Mr Wong, who co-chairs the multi-ministry task force on Covid-19, said protocols for essential travel would include tes-ting travellers leaving and entering Singapore.

“With these testing protocols in place, we can have assurance that the traveller is free from infection, and then essential travel can resume, step by step, depending on the countries that we have established these green lanes or travel bubbles with,” he said.

A traveller entering Singapore will first have to undergo a pre-departure Covid-19 test to determine if he is infected, or a serology test if he had been infected before. On arrival here, another test might have to be done, Mr Wong said.

Visitors will also have to download the TraceTogether app or carry a wearable dongle to ensure that contact tracing can be done quickly if needed.

These measures will ensure that Singaporeans can continue to work, not just here but in places where they need to travel for business, Mr Wong said.

He noted that while these protocols will allow essential travel to resume, mass travel “will take a lot longer to resume, not just in Singapore, but also internationally”.

The discussions with other countries to establish “travel bubbles” and “green lanes” are currently at varying stages, with some at more advanced levels while others have just commenced, he added.

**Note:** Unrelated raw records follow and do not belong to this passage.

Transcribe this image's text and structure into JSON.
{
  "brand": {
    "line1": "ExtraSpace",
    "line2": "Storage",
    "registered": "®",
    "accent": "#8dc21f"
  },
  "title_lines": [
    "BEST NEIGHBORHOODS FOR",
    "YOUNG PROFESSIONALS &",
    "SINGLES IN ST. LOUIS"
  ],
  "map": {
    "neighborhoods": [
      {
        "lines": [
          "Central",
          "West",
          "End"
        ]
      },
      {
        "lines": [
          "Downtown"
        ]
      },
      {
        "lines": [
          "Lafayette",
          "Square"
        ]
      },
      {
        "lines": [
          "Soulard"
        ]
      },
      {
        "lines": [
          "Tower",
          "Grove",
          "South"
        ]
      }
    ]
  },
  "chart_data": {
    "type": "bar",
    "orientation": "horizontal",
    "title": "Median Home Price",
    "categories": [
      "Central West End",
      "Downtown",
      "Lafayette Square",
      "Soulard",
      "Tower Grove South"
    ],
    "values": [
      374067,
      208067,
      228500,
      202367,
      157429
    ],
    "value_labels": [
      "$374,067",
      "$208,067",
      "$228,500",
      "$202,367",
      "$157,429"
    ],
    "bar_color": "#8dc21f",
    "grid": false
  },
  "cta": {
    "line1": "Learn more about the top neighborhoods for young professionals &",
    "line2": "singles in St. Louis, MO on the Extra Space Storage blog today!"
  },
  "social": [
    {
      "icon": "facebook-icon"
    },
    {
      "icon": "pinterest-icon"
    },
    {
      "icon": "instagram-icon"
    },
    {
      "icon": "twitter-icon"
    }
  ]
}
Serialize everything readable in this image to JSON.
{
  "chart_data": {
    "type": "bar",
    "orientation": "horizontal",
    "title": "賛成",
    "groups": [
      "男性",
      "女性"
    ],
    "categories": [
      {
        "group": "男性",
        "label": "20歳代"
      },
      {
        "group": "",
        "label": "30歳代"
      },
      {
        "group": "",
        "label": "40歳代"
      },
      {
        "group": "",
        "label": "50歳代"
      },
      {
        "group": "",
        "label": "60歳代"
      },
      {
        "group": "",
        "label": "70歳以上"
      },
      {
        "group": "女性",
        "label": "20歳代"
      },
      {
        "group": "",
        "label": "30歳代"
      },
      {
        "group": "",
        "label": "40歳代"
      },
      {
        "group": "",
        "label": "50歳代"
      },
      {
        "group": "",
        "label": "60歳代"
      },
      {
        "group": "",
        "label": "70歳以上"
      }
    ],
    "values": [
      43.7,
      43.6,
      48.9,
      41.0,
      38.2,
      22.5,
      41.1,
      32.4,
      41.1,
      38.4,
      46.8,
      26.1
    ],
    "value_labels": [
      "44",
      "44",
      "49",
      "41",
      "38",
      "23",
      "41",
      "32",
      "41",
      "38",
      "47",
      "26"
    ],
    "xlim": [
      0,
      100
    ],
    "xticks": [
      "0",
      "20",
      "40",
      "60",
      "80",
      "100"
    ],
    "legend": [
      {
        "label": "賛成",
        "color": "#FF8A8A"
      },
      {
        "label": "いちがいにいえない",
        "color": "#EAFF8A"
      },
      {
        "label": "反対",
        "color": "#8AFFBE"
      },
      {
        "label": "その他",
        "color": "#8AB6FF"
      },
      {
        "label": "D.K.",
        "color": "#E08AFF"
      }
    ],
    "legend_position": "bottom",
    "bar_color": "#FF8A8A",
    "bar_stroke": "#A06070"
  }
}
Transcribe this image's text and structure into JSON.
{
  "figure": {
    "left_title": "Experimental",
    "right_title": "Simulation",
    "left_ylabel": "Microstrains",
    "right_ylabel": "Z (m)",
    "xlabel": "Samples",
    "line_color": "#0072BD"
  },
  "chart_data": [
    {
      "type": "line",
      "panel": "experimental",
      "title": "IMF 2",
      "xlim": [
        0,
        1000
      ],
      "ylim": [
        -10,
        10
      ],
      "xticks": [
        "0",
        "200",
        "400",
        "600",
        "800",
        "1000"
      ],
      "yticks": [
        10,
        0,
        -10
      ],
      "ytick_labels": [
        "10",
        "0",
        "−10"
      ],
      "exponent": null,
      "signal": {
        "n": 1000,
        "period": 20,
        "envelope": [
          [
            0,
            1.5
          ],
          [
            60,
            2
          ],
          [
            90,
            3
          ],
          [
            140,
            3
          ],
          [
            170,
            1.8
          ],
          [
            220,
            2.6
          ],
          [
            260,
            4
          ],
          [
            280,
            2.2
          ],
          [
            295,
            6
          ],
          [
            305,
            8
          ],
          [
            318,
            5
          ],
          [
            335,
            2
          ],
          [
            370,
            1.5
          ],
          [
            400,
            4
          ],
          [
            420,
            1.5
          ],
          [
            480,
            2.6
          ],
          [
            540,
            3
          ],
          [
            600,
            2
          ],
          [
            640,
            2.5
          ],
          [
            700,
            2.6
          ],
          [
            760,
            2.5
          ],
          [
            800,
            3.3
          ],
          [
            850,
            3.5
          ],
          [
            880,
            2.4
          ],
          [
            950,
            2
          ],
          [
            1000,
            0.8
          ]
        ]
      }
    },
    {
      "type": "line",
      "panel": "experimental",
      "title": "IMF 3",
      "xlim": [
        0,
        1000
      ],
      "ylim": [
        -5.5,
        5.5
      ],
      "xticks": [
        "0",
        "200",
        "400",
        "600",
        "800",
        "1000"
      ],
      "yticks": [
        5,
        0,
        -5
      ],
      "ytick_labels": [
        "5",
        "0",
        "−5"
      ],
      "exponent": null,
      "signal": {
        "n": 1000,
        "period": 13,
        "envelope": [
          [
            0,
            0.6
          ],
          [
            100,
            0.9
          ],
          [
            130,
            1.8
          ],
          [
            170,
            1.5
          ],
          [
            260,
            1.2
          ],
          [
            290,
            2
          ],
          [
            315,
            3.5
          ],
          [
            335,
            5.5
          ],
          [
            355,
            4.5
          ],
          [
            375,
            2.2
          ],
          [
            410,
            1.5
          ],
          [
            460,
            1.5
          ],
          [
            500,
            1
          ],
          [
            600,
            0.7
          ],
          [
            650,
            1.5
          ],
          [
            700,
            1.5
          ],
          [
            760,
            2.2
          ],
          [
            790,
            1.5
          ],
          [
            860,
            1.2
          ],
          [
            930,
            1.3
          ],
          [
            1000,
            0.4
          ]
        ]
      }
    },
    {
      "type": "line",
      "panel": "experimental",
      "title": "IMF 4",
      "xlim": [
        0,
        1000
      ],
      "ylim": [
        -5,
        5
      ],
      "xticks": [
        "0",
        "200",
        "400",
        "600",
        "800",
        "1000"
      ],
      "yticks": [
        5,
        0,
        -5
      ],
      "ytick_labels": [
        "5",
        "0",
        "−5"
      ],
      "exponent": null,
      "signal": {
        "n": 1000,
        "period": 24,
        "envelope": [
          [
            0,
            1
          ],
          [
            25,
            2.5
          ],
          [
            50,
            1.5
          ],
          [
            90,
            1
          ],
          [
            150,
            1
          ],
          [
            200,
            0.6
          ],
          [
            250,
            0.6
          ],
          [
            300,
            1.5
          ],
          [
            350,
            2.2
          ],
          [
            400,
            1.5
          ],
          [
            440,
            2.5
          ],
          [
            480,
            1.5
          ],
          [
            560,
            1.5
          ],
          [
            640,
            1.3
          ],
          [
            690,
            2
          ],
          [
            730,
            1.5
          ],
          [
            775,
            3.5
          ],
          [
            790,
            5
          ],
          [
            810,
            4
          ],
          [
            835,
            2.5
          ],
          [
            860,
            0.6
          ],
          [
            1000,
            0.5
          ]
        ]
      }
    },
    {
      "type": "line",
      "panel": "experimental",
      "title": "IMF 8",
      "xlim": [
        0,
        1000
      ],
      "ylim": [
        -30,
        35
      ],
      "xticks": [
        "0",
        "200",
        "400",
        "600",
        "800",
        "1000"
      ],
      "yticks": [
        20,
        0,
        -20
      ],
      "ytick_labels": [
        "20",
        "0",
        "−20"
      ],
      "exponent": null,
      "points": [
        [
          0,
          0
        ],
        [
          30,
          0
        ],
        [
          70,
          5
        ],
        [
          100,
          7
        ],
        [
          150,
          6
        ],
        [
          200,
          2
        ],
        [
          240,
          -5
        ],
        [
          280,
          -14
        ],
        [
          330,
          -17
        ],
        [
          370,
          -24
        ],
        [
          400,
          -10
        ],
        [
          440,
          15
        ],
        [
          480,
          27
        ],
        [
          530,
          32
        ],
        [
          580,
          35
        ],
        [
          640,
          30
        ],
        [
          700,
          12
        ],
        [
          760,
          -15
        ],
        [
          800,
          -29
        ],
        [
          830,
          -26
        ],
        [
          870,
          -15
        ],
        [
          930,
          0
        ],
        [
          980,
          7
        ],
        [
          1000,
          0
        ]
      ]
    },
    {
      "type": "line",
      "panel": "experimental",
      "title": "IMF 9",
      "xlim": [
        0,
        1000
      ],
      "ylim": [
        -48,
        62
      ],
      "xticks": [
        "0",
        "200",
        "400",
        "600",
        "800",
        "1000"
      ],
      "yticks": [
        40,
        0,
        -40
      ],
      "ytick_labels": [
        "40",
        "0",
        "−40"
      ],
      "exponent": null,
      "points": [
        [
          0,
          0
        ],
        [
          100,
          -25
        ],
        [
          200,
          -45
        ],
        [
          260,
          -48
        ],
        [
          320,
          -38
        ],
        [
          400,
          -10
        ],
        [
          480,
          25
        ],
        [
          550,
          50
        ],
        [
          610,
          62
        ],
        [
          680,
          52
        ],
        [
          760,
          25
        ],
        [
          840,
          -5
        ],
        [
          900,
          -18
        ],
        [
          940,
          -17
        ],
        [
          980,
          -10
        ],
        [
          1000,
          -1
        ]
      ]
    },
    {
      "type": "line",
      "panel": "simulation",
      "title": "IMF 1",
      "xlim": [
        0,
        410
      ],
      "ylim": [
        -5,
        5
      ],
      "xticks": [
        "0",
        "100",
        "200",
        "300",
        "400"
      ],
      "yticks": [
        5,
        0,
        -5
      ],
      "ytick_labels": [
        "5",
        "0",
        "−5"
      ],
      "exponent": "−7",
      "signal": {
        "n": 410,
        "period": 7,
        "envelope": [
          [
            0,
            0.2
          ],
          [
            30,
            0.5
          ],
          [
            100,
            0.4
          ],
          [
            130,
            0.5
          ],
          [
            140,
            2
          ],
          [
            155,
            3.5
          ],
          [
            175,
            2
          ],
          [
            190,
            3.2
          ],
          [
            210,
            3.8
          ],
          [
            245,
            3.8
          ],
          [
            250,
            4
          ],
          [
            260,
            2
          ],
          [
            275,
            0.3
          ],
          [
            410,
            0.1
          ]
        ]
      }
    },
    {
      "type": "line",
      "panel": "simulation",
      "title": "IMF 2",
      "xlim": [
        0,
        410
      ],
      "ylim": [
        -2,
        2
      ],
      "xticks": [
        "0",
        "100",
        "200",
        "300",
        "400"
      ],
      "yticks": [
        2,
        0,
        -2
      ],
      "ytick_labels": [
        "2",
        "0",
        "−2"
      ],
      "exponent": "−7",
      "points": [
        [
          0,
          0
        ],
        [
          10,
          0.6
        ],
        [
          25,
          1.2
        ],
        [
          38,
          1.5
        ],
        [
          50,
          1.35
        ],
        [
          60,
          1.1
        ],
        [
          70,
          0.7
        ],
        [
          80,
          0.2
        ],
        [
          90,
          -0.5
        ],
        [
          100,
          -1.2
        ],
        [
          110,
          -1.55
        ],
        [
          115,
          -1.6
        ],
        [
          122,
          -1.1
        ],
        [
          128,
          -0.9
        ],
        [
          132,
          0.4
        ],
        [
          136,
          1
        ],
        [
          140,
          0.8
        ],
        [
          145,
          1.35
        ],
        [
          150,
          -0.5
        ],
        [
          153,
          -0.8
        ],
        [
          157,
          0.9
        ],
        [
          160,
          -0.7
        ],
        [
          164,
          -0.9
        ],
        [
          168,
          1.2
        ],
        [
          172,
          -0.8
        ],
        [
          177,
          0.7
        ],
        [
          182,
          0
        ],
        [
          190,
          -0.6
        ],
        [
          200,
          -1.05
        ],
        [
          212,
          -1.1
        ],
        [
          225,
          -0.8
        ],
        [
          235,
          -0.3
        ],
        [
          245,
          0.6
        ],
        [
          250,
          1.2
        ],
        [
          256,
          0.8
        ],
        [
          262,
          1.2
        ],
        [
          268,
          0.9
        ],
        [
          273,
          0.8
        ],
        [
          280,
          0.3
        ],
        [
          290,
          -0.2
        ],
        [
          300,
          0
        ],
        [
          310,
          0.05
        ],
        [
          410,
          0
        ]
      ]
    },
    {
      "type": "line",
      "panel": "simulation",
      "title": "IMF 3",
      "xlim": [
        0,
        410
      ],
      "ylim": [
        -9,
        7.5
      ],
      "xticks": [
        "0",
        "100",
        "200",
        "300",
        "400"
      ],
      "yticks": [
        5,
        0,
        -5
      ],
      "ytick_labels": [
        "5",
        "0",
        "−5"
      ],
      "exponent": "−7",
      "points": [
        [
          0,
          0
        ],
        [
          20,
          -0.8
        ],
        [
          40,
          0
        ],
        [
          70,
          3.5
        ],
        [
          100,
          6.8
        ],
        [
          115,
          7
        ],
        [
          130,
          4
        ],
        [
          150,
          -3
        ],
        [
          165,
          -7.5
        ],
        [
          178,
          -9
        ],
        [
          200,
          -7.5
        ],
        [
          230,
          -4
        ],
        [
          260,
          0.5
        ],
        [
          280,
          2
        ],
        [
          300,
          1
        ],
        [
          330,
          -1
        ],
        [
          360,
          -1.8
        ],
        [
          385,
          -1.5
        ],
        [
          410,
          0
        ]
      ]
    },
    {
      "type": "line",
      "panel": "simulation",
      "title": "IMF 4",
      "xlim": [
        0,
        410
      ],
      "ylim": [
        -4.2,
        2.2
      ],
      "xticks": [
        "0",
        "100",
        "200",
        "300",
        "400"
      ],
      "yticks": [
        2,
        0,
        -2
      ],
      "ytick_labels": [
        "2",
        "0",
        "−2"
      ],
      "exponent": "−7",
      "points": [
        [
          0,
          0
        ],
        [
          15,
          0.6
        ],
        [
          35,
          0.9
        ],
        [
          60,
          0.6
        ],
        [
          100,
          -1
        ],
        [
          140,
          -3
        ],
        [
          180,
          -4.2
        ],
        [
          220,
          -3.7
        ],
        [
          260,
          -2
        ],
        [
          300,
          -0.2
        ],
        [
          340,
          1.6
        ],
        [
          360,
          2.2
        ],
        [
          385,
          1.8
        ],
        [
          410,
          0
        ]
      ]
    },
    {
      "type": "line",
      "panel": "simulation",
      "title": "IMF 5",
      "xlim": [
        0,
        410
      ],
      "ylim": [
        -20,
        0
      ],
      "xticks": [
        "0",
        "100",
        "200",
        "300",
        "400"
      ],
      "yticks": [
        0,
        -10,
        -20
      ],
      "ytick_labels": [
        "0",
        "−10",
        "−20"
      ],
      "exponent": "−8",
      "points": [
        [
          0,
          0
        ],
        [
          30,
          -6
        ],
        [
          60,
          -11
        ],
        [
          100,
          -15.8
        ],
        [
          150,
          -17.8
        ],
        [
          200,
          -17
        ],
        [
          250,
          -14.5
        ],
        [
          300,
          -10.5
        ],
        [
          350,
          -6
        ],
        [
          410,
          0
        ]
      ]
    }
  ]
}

Details will be announced when agreements have been reached.

Essential work travel agreements are given priority because these are important for the economy, for businesses and to protect jobs for Singaporeans, Mr Wong said.

“Because if a business says, ‘Look, my people cannot move around, then I might as well relocate to another country’, then jobs will be lost.”

Still, Mr Wong stressed that even with such arrangements, the number of travellers will be limited and quotas set. “We will have to prioritise who can travel for such reasons.”

For those who have family members or spouses who are living overseas, allowances are already in place to allow people to come back, Mr Wong said.

This is subject to a quota as returnees must serve a 14-day isolation at dedicated facilities, which have limited capacity.

He added: “So, as we look at the situation, if our facilities expand… if our testing capacity expands, then potentially the daily quota for returnees coming back can increase as well over time.”